People can't help but be won over. Was it a deliberate, carefully planned tactic?

The question brings Johnson's speech - slow and disjointed at the best of times - almost to meltdown. "Well, it is very good of you to say so, erm..." he says, pausing for nine seconds. "It's erm... [four-second pause]. What is there to say about all that...? [Nine seconds.] I suppose the truth is... [five seconds] erm, it might be that, as a child... [five seconds] you know, you [seven seconds] erm... [seven seconds] you sort of get things wrong, so perhaps you do... [four seconds] it is a sort of aiming-off device, isn't it? I put my hands up to that. Yeah."

And could this temporary aiming-off device have changed the real Johnson? "I think that is the terrifying reality. Beneath the elaborately constructed veneer of the bumbling buffoon, there may well be a bumbling buffoon. That is the nightmare we all have to live with."

That is, of course, an explanation that only a true buffoon would accept. No one doubts Johnson's incredible intellect. They do, however, sometimes question his judgement - especially when it comes to his dealings with his columnist Taki, whose writing appears to be becoming ever more extreme.

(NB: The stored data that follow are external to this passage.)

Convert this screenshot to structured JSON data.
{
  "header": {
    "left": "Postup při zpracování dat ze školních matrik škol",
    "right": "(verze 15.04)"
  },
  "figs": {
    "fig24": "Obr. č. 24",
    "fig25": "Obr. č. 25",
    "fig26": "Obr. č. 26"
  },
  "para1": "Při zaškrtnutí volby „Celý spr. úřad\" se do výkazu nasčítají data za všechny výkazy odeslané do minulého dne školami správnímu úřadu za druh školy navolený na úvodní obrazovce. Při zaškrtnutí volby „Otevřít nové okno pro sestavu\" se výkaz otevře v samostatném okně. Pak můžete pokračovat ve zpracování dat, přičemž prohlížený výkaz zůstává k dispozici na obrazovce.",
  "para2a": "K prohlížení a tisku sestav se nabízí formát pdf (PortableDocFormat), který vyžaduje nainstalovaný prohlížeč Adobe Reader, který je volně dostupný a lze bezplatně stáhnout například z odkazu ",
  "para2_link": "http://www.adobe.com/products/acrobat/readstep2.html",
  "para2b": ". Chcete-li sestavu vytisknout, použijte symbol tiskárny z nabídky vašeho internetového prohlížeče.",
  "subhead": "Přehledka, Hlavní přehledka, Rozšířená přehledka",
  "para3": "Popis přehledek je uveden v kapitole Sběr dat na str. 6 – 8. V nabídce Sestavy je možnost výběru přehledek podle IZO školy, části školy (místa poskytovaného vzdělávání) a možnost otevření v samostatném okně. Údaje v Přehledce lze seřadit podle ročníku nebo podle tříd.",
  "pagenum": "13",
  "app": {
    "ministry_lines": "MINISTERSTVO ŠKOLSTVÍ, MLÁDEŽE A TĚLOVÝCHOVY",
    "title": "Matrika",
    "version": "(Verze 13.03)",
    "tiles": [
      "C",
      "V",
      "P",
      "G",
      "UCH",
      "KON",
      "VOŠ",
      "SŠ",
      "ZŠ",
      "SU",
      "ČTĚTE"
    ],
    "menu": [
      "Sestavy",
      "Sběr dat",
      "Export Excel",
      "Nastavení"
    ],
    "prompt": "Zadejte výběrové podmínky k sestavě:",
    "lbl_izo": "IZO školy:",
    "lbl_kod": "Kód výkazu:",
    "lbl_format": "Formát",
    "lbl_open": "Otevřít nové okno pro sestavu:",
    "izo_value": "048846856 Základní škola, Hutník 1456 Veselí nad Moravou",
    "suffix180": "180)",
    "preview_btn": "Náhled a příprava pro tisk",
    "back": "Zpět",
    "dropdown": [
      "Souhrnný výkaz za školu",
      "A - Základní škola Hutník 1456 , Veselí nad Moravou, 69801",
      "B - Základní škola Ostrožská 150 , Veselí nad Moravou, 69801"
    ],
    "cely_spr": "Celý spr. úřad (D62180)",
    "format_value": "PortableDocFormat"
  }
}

Alas for Johnson, one of those questioners is his proprietor, Conrad Black, who has accused Taki in his own magazine of "lies worthy of Goebbels". Just last month, Black wrote to The Spectator to complain about an "absurdly offensive" Taki piece in which the columnist had strayed into "Third Reich faddism". The columnist's far-right rants have even led to calls for him to be charged with incitement to racial hatred. In January, he wrote, "Only a moron would not surmise that what politically correct newspapers refer to as 'disaffected young people' are black thugs, sons of black thugs and grandsons of black thugs."

When a row erupted, Johnson explained that he was on holiday when the piece came in, though he has since taken responsibility for printing it. "I don't want to revive my whole pathetic explanation of why those words got into the magazine," he says now. "I regret the words he used."

These days, Taki's column does not get into the magazine without the editor's explicit approval. "He is bowdlerised," admits the editor. Often? Johnson nods, with a look that says, "What can you do?"

So the copy comes in, Johnson takes out the most extreme bits, and the rest goes into the magazine? "It's called editing. It is what you are meant to do."

Maybe, if he needs censoring every week, it is time for Taki to go, I suggest.

"Why should I sack a columnist just because the whole of civilised London thinks he should be sacked?"

Because fighting racism is a noble cause? "I don't think he is a racist."

Well, Taki has referred to himself as "a soi-disant anti-Semite".

"Has he? Soi-disant? I think there is a question about whether he knows what soi-disant means."

A balance has to be struck, Johnson says, between "fighting racism and racists, which I agree with you is a noble thing", and giving way to "bullies" who want "homogenised" journalism. That was brought home to Johnson when he wrote a piece for The New York Times and was asked to remove the phrase "Gee thanks, guys" on account of "Gee" apparently being short for "Jesus" and thus offensive to practising Christians.

"At the moment, I think the balance comes down firmly in favour of protecting our oldest columnist," says Johnson. "I cannot foresee the circumstances in which Taki's job will be in the slightest danger."

Taki may not feel that is much of an endorsement. Then again, if he were to ring his editor, no doubt he would be told that stories of his imminent demise are nonsense. Grade-A mashed potato, in fact.